Wilson wrote:
> sometime in the recent past Julie Bove posted this:
>> "Melba's Jammin'" > wrote in message
>> ...
>>> In article >,
>>> "Julie Bove" > wrote:
>>>
>>>> "Melba's Jammin'" > wrote in message
>>>>> Julie, if your only issue with sugar in jam is how sweet it tastes,
>>>>> have
>>>>> a look at this link featuring Cook's Illustrated's Christopher Kimball
>>>>> making jam:
>>>>> http://www.cbsnews.com/stories/2002/...y/main521954.s
>>>>>
>>>>> html
>>>>>
>>>>> or here's the TinyURL: http://tinyurl.com/d5g3gq
>>>>>
>>>>> This method makes about a pint-and-a-half, is not processed, and
>>>>> should
>>>>> keep in the fridge for a couple weeks.
>>>>>
>>>>> If you try it, please let us know how it tastes for you.

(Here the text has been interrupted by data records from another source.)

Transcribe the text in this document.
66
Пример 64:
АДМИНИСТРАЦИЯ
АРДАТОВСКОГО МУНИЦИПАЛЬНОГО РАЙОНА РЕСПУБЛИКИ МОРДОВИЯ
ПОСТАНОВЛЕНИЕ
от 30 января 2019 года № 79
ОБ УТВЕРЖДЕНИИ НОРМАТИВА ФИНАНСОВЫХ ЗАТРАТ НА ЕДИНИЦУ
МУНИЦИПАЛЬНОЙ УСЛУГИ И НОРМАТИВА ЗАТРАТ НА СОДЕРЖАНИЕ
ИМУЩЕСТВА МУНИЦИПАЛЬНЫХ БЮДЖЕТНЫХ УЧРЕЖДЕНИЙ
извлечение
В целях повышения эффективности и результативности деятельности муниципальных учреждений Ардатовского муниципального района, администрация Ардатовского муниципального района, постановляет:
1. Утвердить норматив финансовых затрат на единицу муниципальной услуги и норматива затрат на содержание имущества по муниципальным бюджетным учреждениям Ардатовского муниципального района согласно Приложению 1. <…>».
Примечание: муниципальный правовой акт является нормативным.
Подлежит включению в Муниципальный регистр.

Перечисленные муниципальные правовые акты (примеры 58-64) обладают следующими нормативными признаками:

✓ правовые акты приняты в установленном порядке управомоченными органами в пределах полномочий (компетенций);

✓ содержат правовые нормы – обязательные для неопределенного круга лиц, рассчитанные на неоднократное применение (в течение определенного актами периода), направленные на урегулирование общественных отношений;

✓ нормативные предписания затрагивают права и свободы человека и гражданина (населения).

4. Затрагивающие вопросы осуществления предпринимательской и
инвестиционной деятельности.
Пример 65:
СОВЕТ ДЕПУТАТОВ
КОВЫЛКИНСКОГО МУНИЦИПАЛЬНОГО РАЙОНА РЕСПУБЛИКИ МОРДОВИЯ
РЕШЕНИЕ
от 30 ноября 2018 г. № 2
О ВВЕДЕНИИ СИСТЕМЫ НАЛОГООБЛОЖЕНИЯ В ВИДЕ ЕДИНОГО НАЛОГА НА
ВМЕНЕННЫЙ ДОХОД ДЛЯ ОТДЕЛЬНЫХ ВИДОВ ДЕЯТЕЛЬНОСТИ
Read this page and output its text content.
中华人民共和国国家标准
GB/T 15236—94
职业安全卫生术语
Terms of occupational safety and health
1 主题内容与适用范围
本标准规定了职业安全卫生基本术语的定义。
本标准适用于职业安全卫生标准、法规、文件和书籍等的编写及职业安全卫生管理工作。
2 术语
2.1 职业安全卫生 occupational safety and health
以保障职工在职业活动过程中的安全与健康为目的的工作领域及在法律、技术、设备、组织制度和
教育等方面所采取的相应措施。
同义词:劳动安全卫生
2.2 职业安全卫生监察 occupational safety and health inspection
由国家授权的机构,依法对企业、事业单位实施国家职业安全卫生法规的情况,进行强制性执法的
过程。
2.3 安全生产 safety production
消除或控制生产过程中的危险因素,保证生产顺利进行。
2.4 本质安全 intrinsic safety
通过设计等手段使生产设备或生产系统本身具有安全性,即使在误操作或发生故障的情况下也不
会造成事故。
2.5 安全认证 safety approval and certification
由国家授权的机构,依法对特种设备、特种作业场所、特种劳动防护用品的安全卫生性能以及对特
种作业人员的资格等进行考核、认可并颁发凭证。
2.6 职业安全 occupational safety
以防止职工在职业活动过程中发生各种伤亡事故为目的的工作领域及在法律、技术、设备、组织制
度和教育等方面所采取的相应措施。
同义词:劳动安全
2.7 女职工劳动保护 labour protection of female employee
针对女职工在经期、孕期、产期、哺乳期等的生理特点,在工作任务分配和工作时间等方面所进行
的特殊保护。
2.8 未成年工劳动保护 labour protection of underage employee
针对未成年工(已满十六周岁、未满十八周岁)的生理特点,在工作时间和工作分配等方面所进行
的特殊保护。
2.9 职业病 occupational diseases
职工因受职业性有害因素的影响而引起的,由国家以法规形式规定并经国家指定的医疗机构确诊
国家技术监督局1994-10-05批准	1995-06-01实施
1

>>>> Thanks! I doubt I would try it though. I only eat jam about once
>>>> every
>>>> month or so. And nobody else in the house eats it. So I only buy
>>>> the small
>>>> jars.
>>>
>>> You're welcome. It would be easy enough to make half a recipe of it. I
>>> know what you mean about not eating much jam; I rarely eat it myself.
>>> HWSRN has it daily on toast with peanut butter.
>>
>> Now there's one thing I can't do. I don't know what it is. I like
>> toast. I like peanut butter. But... The combination of the two just
>> makes me sick to my stomach. Something to do with the warm peanut
>> butter I think.
>>
> We like to nuke a bit of peanut butter for about 20 sec. and then pour
> it like syrup over ice cream. Works like a charm, but then I like it on
> toast too and sometimes on toast with a little sprinkle of cinnamon.
>
When I was a young lad I liked to coat a piece of bread with peanut
butter, put it under the broiler in the gas oven, toast it until the
peanut butter was well-softened, add some blackberry or dewberry jam to
it and then have it for breakfast. Haven't done that in about sixty
years, may have to do it for breakfast tomorrow but with some fig jam on it.